Larson's story begins
"with an awakening of molecules ... as the sun rose over the African
highlands east of Cameroon and warmed grasslands ... and the men and
creatures that moved and breathed among them; it warmed their
exhalations and caused these to rise upwards. ... Winds converged
... thermal stream encountered moist monsoon air ... a zone of
instability ... air expanded and cooled. ... Moisture-freighted air
rose high into the troposphere ... where all weather occurs."
Clouds formed.
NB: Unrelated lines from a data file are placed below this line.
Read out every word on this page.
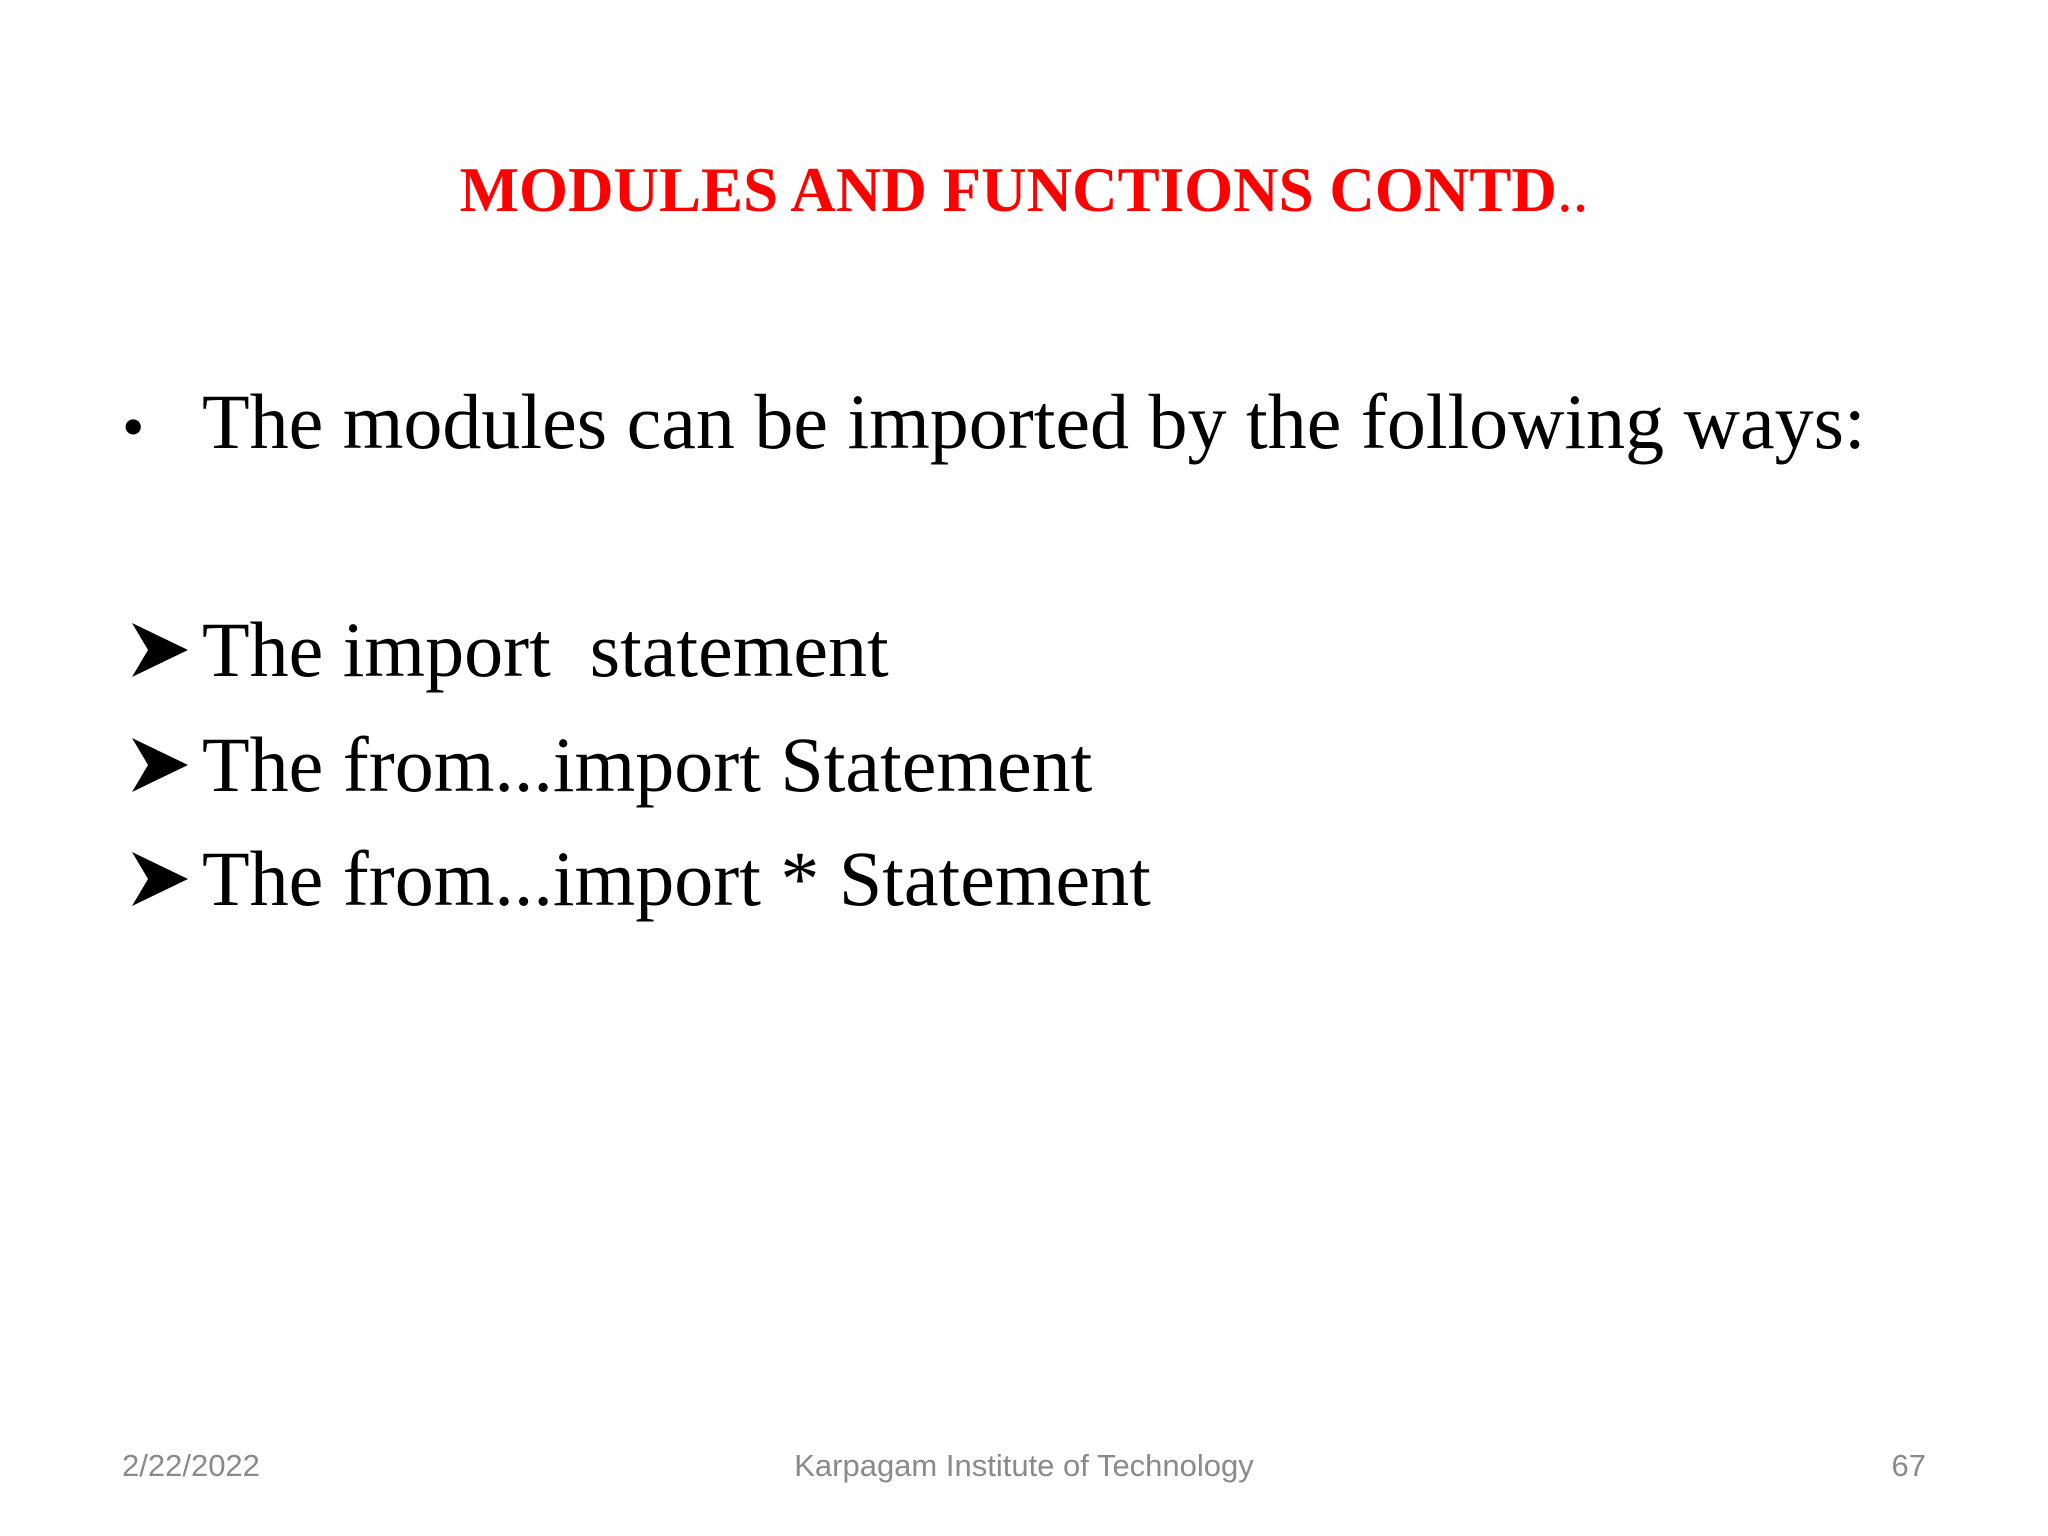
MODULES AND FUNCTIONS CONTD..
• The modules can be imported by the following ways:
The import  statement
The from...import Statement
The from...import * Statement
2/22/2022	Karpagam Institute of Technology	67
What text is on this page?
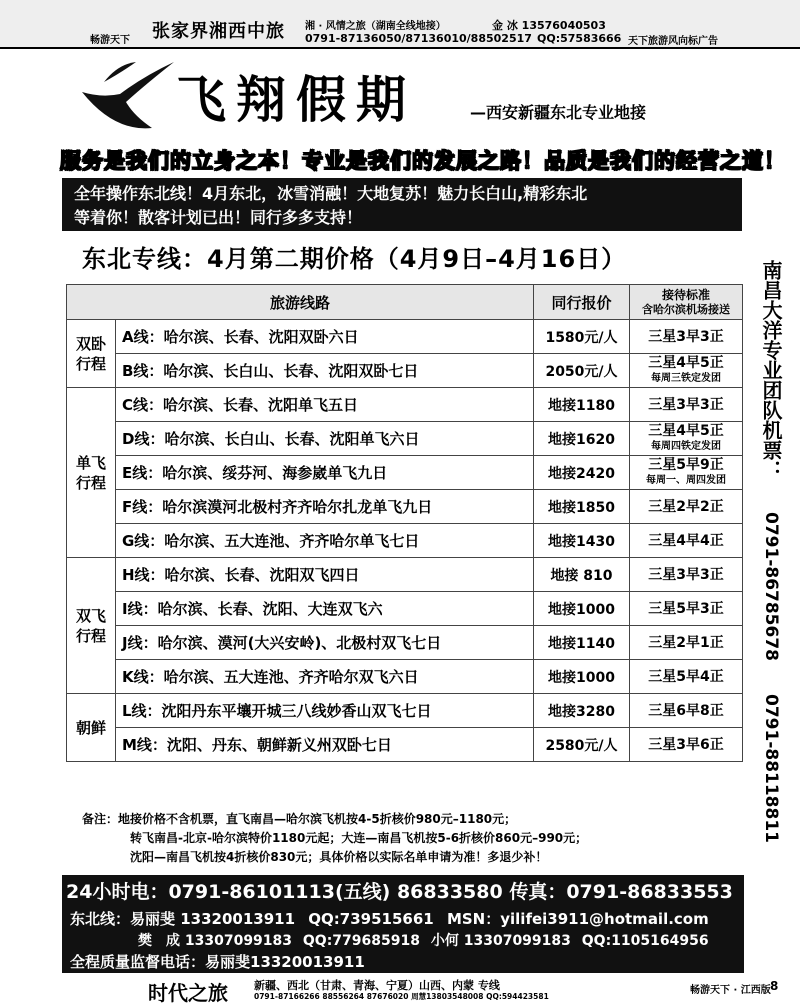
畅游天下 张家界湘西中旅 湘 · 风情之旅（湖南全线地接）	金 冰 13576040503
0791-87136050/87136010/88502517 QQ:57583666 天下旅游风向标广告
南昌大洋专业团队机票：
0791-86785678
0791-88118811
飞翔假期	—西安新疆东北专业地接
服务是我们的立身之本！专业是我们的发展之路！品质是我们的经营之道！
全年操作东北线！4月东北，冰雪消融！大地复苏！魅力长白山,精彩东北
等着你！散客计划已出！同行多多支持！
东北专线：4月第二期价格（4月9日–4月16日）
旅游线路		同行报价	接待标准
含哈尔滨机场接送

双卧
行程	A线：哈尔滨、长春、沈阳双卧六日	1580元/人	三星3早3正
	B线：哈尔滨、长白山、长春、沈阳双卧七日	2050元/人	三星4早5正
每周三铁定发团

单飞
行程	C线：哈尔滨、长春、沈阳单飞五日	地接1180	三星3早3正
	D线：哈尔滨、长白山、长春、沈阳单飞六日	地接1620	三星4早5正
每周四铁定发团

	E线：哈尔滨、绥芬河、海参崴单飞九日	地接2420	三星5早9正
每周一、周四发团

	F线：哈尔滨漠河北极村齐齐哈尔扎龙单飞九日	地接1850	三星2早2正
	G线：哈尔滨、五大连池、齐齐哈尔单飞七日	地接1430	三星4早4正

双飞
行程	H线：哈尔滨、长春、沈阳双飞四日	地接 810	三星3早3正
	I线：哈尔滨、长春、沈阳、大连双飞六	地接1000	三星5早3正
	J线：哈尔滨、漠河(大兴安岭)、北极村双飞七日	地接1140	三星2早1正
	K线：哈尔滨、五大连池、齐齐哈尔双飞六日	地接1000	三星5早4正

朝鲜	L线：沈阳丹东平壤开城三八线妙香山双飞七日	地接3280	三星6早8正
	M线：沈阳、丹东、朝鲜新义州双卧七日	2580元/人	三星3早6正
备注：地接价格不含机票，直飞南昌—哈尔滨飞机按4-5折核价980元–1180元；
转飞南昌-北京-哈尔滨特价1180元起；大连—南昌飞机按5-6折核价860元–990元；
沈阳—南昌飞机按4折核价830元；具体价格以实际名单申请为准！多退少补！
24小时电：0791-86101113(五线) 86833580 传真：0791-86833553
东北线：易丽斐 13320013911 QQ:739515661 MSN：yilifei3911@hotmail.com
樊　成 13307099183 QQ:779685918 小何 13307099183 QQ:1105164956
全程质量监督电话：易丽斐13320013911
时代之旅 新疆、西北（甘肃、青海、宁夏）山西、内蒙 专线
0791-87166266 88556264 87676020 周慧13803548008 QQ:594423581
畅游天下 · 江西版 8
Then
"something powerful and ultimately deadly occurred within these
clouds ... (more) warm air flowed upwards. ... In Galveston, the
humidity was nearly 100 percent."
Larson then brings in
one Ernest Zebrowski Jr. who wrote, "add a little glitch, a
metaphorical butterfly, to a complex process, and sometimes you get
an outcome no rational person could have predicted." Hence that
unexpected killer hurricane.
Moving along within the
seemingly-chaotic patterns of my mind, I find myself thinking of
Larson's latest book. "In
the Garden of Beasts" is the story of one family's witness to
Hitler's ascendancy in 1933 Germany. This would be perfect reading
on Memorial Day weekend, as we honor those who died making sure that
Hitler descended before he reached and destroyed America.
Any student of history
recognizes the cause and effect that creates it, and the slight, as
well as the large, connections that move it one way or another. It's
not hard to see the patterns from a distance, but difficult to see
them as history is happening, to know the impact of our own
exhalations as we move from decision to decision in our own lives.
Since we can't predict
the long-term butterfly effect of our decisions, the best we can do
is make them in the integrity zone where we can at least control our
intentions. In the end, we hope we'll have made even a small
difference in the way the world turned.
On Memorial Day we
honor those World War II veterans who died making a very big
difference, who changed the future in a major way. In any war, those
who fight against tyrants and terrorists create an effect called
freedom; our flag waves in their refreshing breeze.